Ezcümle, Hastalar risalesi dördüncü ve beşinci devalar menfi olaylar karşısında şekva etmenin hikmetsizliğini ve bunun yerine Allah’ın bize vermiş olduğu hayırlar karşısında şükür ve memnuniyet gösterilmesi gerektinini idrak ettirdi. Said Nursi bunu duygusal bir dil ile değil akılcıl bir dil ile ifade ediyordu. (Bir filozof olmama rağmen şu cümleye çok kıymet veriyorum: “Kalbin çok hikmetli şeyleri vardır ki akıl onlardan bihaberdir.”)
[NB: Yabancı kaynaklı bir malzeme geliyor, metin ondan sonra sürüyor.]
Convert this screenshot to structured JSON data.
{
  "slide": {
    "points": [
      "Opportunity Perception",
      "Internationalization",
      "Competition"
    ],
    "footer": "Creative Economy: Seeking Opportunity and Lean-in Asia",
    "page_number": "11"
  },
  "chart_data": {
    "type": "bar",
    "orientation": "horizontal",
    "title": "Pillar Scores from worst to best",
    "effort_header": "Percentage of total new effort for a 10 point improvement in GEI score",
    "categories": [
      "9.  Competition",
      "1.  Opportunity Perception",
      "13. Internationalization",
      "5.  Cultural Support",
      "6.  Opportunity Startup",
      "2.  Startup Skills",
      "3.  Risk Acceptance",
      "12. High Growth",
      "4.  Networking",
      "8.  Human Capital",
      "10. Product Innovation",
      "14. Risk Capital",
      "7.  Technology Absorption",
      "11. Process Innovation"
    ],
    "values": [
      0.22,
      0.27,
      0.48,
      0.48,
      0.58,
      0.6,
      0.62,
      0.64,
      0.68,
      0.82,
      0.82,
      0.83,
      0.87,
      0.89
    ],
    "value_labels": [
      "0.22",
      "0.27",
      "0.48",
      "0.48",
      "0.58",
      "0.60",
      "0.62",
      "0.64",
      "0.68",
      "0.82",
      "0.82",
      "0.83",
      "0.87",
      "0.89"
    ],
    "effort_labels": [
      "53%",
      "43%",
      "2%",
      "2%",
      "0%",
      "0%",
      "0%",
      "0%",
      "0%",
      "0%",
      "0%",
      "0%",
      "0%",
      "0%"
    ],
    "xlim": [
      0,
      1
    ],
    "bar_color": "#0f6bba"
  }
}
Sözler kitabının birinci sözünde bir şüphemi izale eden bir sual ve cevap var.
Sual: Allah’ın bizden isteği nedir?
Cevap: Üç şeydir: zikir, şükür, tefekkür.
Allah kamil-i mutlak ve kadir-i külli şey olmasıyla birlikte niye herhangi bir şeye ihtiyacı olsun ki? gibi bir sual aklıma geliyordu. Mutlak bir mükemmeliyette eksik bir şey yok ki… bu şüphe beni huzursuz ediyordu. Fakat aynı kitabı okumaya devam etmekle bu şüphem izale oldu. Ben hayatımda benden kişilik ve ilim noktasında aşağı olan çok kişilere hürmet ve itaat etmişim. Var olmayı ona borçlu olduğum ve bütün güzel mutlu dakikalarımı bana ihsan eden bir zata karşı onu tanımamak, şükretmemek ve ona itaat etmemek benim için nasıl mümkün olabilir? Şimdi benim için o Zat ALLAH’dır. Bu vesile ile Risale-i Nur’a ve Risale-i Nur ile benim hayatıma İslam’ı taşıyan kardeşlerime şükranlarımı sunuyorum.
69 yaşında olmakla birlikte sizlere çok teşekkür ediyorum. İhtiyacınız olduğunda sizin emrinizdeyim. Bir dahaki sefere sizinle buluşmayı bekliyorum. Bu şehrin ve evimin kapıları sizlere her zaman açıktır.